Telly smiles tightly. “I tried, but I couldn’t rouse him.”
My heart skips a beat. Oh, fuck. I didn’t think to check if he was alright to sleep while intoxicated. I mean, he wasn’t that drunk anymore, but still.
My knee smacks the edge of the bunk in my haste to get out. “Ow, fuck.”
Telly b
acks up, giving me space to check on Emery. Except he frowns when I bend down to the bunk opposite mine.
“He’s on the sofa, miss.”
A sharp twinge jolts down the side of my neck with the speed I snap my head left. I should not get up this quick. I can’t tell what angers me more: that he’s clearly alive and breathing, or that I spent a sleepless night anxious about an empty bunk.
For fuck’s sake.
“Get extra-large. Better to be too big than too small.” I note the bills in Telly’s hand. “Did I give you enough?”
He lifts them between us in his clenched fist, smiling. “Should be fine.”
The guy is too good to us. He’s more an Alfred than a substitute grandfather, but we love him as though he were both. I wait until he’s left before pulling an empty Tupperware container from the overhead cabinet and filling it with water from the small sink.
Shanae drops out of her bunk with a soft thud, stretching her arms high. I check over my shoulder that Emery’s still asleep.
Yep. Perfect.
All I get from my bassist is a raised eyebrow while she ambles toward the coffee pot.
The chilly water hits Emery square in the face, soaking his bare chest and wetting half his messy hair.
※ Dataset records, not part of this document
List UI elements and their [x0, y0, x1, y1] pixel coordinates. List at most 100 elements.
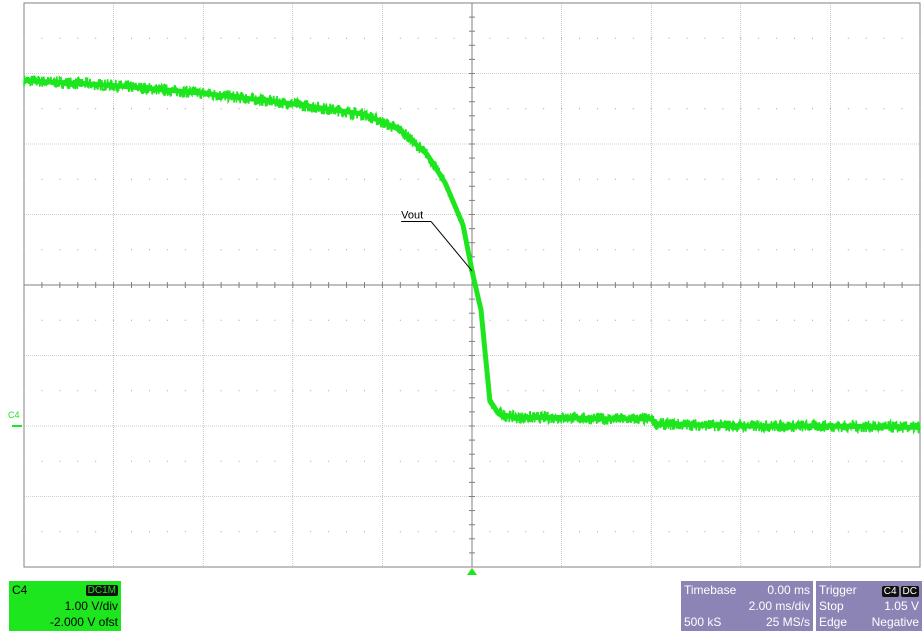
grid-dot — [740, 37, 742, 39]
grid-dot — [722, 531, 724, 533]
grid-dot — [919, 319, 921, 321]
grid-dot — [740, 390, 742, 392]
channel-info-panel[interactable]: C4 DC1M 1.00 V/div -2.000 V ofst — [9, 581, 121, 631]
grid-dot — [202, 108, 204, 110]
grid-dot — [901, 319, 903, 321]
grid-dot — [292, 249, 294, 251]
grid-dot — [776, 108, 778, 110]
grid-dot — [453, 460, 455, 462]
grid-dot — [363, 390, 365, 392]
grid-dot — [59, 37, 61, 39]
grid-dot — [543, 178, 545, 180]
grid-dot — [95, 390, 97, 392]
grid-dot — [184, 319, 186, 321]
grid-dot — [686, 37, 688, 39]
trigger-label: Trigger — [819, 582, 857, 597]
grid-dot — [507, 390, 509, 392]
grid-dot — [77, 319, 79, 321]
grid-dot — [292, 390, 294, 392]
grid-dot — [399, 37, 401, 39]
grid-dot — [113, 178, 115, 180]
grid-dot — [668, 178, 670, 180]
grid-dot — [596, 178, 598, 180]
grid-dot — [722, 390, 724, 392]
grid-dot — [794, 108, 796, 110]
grid-dot — [489, 531, 491, 533]
grid-dot — [310, 249, 312, 251]
grid-dot — [328, 531, 330, 533]
grid-dot — [453, 37, 455, 39]
grid-dot — [23, 319, 25, 321]
grid-dot — [525, 319, 527, 321]
grid-dot — [794, 178, 796, 180]
grid-dot — [256, 460, 258, 462]
grid-dot — [740, 249, 742, 251]
channel-name: C4 — [12, 582, 28, 597]
grid-dot — [650, 531, 652, 533]
grid-dot — [131, 460, 133, 462]
timebase-panel[interactable]: Timebase 0.00 ms 2.00 ms/div 500 kS 25 M… — [681, 581, 813, 631]
grid-dot — [202, 390, 204, 392]
grid-dot — [95, 37, 97, 39]
grid-dot — [148, 390, 150, 392]
grid-dot — [596, 319, 598, 321]
grid-dot — [865, 108, 867, 110]
grid-dot — [561, 249, 563, 251]
grid-dot — [829, 249, 831, 251]
grid-dot — [614, 108, 616, 110]
annotation-label: Vout — [401, 210, 423, 222]
grid-dot — [328, 249, 330, 251]
grid-dot — [41, 460, 43, 462]
grid-dot — [632, 531, 634, 533]
grid-dot — [829, 178, 831, 180]
grid-dot — [579, 37, 581, 39]
grid-dot — [113, 531, 115, 533]
grid-dot — [453, 108, 455, 110]
grid-dot — [363, 460, 365, 462]
grid-dot — [41, 108, 43, 110]
grid-dot — [919, 531, 921, 533]
grid-dot — [543, 249, 545, 251]
grid-dot — [184, 37, 186, 39]
grid-dot — [722, 108, 724, 110]
grid-dot — [561, 460, 563, 462]
grid-dot — [310, 390, 312, 392]
grid-dot — [543, 531, 545, 533]
oscilloscope-plot: C4 Vout — [8, 2, 921, 575]
grid-dot — [561, 178, 563, 180]
grid-dot — [435, 249, 437, 251]
grid-dot — [131, 531, 133, 533]
grid-dot — [758, 108, 760, 110]
trigger-panel[interactable]: Trigger C4 DC Stop 1.05 V Edge Negative — [816, 581, 922, 631]
grid-dot — [453, 531, 455, 533]
grid-dot — [41, 37, 43, 39]
grid-dot — [668, 319, 670, 321]
grid-dot — [453, 319, 455, 321]
grid-dot — [113, 460, 115, 462]
grid-dot — [346, 531, 348, 533]
grid-dot — [310, 319, 312, 321]
grid-dot — [381, 319, 383, 321]
grid-dot — [113, 390, 115, 392]
grid-dot — [59, 460, 61, 462]
grid-dot — [435, 108, 437, 110]
grid-dot — [829, 37, 831, 39]
grid-dot — [686, 249, 688, 251]
grid-dot — [811, 178, 813, 180]
grid-dot — [292, 108, 294, 110]
grid-dot — [507, 460, 509, 462]
grid-dot — [865, 249, 867, 251]
grid-dot — [399, 178, 401, 180]
grid-dot — [328, 319, 330, 321]
grid-dot — [184, 108, 186, 110]
grid-dot — [23, 37, 25, 39]
grid-dot — [507, 531, 509, 533]
grid-dot — [919, 460, 921, 462]
grid-dot — [579, 108, 581, 110]
grid-dot — [417, 460, 419, 462]
grid-dot — [811, 531, 813, 533]
grid-dot — [507, 249, 509, 251]
grid-dot — [184, 390, 186, 392]
grid-dot — [238, 319, 240, 321]
trigger-coupling-badge: DC — [900, 585, 919, 597]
The douche jack-knifes, smacking his elbow on the sidewall of the bus in the process.
“What the hell?”
“Rise and shine, sleeping beauty.”
Droplets fly everywhere when he shakes his head. “What’s with the fucking water?”
“You have a towel,” I point out.
“Coffee, Alice?” Shanae carries on as though nothing is amiss.
“Yes, thanks.” The girl is my spirit animal, I’m sure.
“You might as well pour me one,” Emery grumbles.
Shanae calmly takes two large swigs from her mug to make space, pours the last of the pot in, and then shows the empty vessel to Emery. “Oh, I’m sorry. There’s no more.”
With a glare that would make lesser women cower, Emery snatches up his phone and marches to the front of the bus. The towel unwinds, slips, and exposes his ass before he can catch it with his free hand.
“Motherfucker,” he growls, shoving the device under his chin so he can adjust his covering.